Whether its the interplay of Mori and Mifune (fresh from their celebrated performances in the aforementioned Rashomon), the depth and intensity of Ozu's favourite actress Setsuko Hara or the fact that the perpetually snowbound sets and locations make up the perfect expressionist metaphor for the emotional lives of Dostoyevski's characters, The Idiot is a true lost gem that offers a glimpse of the humanising aspect Kurosawa would go on to refine in his heartfelt masterpiece Ikiru.

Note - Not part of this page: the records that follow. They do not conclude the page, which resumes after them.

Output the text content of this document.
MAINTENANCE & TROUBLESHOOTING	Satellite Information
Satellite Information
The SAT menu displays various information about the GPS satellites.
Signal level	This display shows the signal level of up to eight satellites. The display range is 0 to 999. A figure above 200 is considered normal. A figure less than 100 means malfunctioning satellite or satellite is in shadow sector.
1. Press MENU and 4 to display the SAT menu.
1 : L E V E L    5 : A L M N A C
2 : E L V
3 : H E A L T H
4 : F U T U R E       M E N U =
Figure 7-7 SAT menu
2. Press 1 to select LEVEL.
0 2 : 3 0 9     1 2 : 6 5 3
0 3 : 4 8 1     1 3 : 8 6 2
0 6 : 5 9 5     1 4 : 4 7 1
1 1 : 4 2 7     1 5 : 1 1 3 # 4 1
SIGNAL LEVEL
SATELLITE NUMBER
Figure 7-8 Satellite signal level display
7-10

36-page booklet with a new essay by Daryl Chin, and a reprint of the section on The Idiot from Kurosawa: Film Studies and Japanese Cinema by Mitsuhiro Yoshimoto.
Film Description
Kurosawa's only adaptation of a Dostoevsky novel was a cherished project on which it is claimed he expended more effort than on any other film. His electrifying dramatisation uproots the novel's Russian Summer setting to a memorable, snowbound Hokkaido — the northernmost island of Japan and it is perhaps the most contemplative of all Kurosawa's works, a tone heightened by the unusual, trance-like performances.